Ti sei mai chiesto se un’app può accedere ai dati del tuo smartphone anche quando non la stai usando?
Un’inchiesta del Wall Street Journal, ripresa anche da Il Sole 24 Ore, ha evidenziato che Meta sarebbe in grado di raccogliere dati sensibili da dispositivi Android, anche in assenza di un consenso esplicito da parte degli utenti. Questo accesso ai dati avverrebbe attraverso strumenti interni, come il cosiddetto “Meta Pixel”, o mediante la richiesta di autorizzazioni poco trasparenti durante l’installazione delle applicazioni.

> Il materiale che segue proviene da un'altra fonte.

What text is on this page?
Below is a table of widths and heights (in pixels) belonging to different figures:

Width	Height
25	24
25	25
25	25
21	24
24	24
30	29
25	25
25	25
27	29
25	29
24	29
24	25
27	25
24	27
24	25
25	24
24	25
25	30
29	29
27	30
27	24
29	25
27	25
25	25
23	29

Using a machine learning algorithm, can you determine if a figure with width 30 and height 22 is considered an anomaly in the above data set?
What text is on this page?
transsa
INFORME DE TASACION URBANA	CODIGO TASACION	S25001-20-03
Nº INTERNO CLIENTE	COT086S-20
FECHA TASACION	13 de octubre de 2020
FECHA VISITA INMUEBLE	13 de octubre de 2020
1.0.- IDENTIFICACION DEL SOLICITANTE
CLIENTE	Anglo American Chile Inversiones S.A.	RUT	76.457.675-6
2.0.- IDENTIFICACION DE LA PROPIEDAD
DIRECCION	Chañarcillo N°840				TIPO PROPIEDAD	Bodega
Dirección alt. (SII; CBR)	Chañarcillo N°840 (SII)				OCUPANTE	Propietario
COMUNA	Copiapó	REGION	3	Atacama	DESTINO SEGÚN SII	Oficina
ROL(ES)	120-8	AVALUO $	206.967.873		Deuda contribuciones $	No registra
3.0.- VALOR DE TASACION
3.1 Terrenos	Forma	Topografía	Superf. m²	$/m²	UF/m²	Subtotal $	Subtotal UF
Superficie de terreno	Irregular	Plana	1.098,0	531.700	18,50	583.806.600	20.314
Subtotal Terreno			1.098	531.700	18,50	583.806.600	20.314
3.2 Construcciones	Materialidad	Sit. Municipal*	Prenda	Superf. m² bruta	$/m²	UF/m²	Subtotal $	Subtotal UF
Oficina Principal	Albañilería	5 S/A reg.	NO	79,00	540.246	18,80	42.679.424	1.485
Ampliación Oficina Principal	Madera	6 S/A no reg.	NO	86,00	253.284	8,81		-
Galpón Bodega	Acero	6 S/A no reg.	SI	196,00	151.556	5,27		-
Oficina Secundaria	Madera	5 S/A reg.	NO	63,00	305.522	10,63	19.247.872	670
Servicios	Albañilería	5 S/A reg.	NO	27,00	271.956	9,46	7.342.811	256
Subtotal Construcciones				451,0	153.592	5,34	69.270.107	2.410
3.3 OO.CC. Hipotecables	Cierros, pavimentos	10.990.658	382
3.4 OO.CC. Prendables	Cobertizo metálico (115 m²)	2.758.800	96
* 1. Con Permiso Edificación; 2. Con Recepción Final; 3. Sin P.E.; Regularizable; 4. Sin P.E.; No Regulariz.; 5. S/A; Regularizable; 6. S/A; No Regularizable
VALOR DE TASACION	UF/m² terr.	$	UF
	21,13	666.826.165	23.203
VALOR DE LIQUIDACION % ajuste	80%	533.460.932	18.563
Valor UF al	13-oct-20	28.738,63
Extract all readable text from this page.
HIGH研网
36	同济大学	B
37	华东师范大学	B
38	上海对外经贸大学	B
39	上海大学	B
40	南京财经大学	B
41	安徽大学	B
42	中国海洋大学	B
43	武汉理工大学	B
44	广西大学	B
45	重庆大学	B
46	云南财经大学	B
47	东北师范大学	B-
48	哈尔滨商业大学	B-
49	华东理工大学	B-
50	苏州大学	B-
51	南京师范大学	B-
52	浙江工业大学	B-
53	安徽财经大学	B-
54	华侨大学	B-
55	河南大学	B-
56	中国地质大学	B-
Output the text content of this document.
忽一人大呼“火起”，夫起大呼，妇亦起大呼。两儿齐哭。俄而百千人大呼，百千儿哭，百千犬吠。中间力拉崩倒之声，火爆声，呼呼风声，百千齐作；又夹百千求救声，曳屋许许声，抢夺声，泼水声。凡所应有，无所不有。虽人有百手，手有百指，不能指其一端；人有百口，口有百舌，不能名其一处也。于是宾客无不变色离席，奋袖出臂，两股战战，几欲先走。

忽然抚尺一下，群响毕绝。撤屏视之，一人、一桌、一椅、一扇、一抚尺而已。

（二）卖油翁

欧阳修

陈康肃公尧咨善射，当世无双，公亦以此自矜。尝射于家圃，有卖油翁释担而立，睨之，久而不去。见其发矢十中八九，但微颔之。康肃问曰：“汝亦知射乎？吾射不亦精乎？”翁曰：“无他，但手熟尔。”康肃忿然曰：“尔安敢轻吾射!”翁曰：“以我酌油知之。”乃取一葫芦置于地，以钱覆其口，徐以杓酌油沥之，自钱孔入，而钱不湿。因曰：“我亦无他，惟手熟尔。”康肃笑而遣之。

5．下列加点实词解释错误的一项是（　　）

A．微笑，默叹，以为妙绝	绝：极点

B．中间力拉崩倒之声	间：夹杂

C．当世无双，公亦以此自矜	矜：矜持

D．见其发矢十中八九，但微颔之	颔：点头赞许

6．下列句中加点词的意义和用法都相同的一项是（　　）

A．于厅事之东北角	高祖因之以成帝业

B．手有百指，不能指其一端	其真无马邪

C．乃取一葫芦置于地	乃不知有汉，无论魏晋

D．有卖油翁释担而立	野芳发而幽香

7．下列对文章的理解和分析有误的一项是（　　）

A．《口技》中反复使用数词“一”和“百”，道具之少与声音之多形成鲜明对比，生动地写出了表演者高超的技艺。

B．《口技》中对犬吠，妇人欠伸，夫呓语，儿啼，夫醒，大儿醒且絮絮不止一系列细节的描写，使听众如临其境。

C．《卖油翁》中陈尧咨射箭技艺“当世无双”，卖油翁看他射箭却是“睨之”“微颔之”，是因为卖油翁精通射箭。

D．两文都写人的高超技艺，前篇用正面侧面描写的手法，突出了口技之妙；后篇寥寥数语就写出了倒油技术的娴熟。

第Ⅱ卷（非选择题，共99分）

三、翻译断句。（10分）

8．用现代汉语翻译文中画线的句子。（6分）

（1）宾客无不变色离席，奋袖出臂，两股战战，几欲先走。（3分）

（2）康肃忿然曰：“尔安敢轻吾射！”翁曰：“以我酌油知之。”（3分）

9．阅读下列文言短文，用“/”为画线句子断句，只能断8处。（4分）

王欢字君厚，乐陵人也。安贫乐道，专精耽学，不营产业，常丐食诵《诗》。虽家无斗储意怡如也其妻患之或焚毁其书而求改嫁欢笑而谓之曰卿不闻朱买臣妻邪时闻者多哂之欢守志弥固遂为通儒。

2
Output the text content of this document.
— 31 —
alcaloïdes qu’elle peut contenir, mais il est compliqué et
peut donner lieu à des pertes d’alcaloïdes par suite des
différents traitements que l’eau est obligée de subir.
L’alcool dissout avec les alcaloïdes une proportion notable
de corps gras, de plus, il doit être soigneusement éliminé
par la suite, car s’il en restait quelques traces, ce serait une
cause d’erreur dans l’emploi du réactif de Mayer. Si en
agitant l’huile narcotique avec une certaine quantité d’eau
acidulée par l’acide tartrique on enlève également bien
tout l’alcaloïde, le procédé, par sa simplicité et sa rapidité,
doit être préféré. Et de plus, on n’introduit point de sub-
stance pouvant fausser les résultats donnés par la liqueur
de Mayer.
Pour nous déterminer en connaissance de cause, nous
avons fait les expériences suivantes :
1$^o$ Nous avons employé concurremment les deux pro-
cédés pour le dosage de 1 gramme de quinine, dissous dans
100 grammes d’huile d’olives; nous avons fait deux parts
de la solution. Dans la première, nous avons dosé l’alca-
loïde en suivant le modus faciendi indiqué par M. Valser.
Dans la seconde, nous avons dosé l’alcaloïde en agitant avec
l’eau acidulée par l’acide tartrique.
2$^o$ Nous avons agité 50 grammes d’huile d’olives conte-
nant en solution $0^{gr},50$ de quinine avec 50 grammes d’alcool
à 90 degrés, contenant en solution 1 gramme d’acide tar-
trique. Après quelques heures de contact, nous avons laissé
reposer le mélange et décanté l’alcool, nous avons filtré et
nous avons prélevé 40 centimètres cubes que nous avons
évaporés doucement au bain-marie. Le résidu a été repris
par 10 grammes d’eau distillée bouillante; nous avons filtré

Tali pratiche sollevano rilevanti interrogativi sotto il profilo della conformità normativa, in particolare rispetto al Regolamento Generale sulla Protezione dei Dati (GDPR) dell’Unione Europea. In che misura questi comportamenti sono leciti? Quali sono i limiti concreti imposti dalla normativa vigente in materia di privacy e protezione dei dati personali?
L’acquisizione non autorizzata di informazioni come contatti, cronologia delle applicazioni, dati di traffico, microfono o altre componenti sensibili del dispositivo può costituire una violazione significativa dei diritti dell’utente. Oltre al rischio legale, tali situazioni comportano gravi conseguenze sul piano reputazionale per organizzazioni che gestiscono dati personali e commerciali. È quindi indispensabile che le realtà aziendali comprendano appieno le responsabilità legali che competono al titolare del trattamento e le implicazioni derivanti dall’affidamento a fornitori terzi non adeguatamente verificati.
Per ridurre il rischio di sanzioni e tutelare correttamente le informazioni gestite, è fondamentale adottare misure preventive concrete. Tra queste, si includono: la definizione e applicazione di policy interne coerenti con le normative sulla privacy, la revisione tecnica delle applicazioni e dei software in uso, e lo svolgimento di una valutazione di impatto sulla protezione dei dati (DPIA – Data Protection Impact Assessment), soprattutto nei casi di trattamenti ad alto rischio.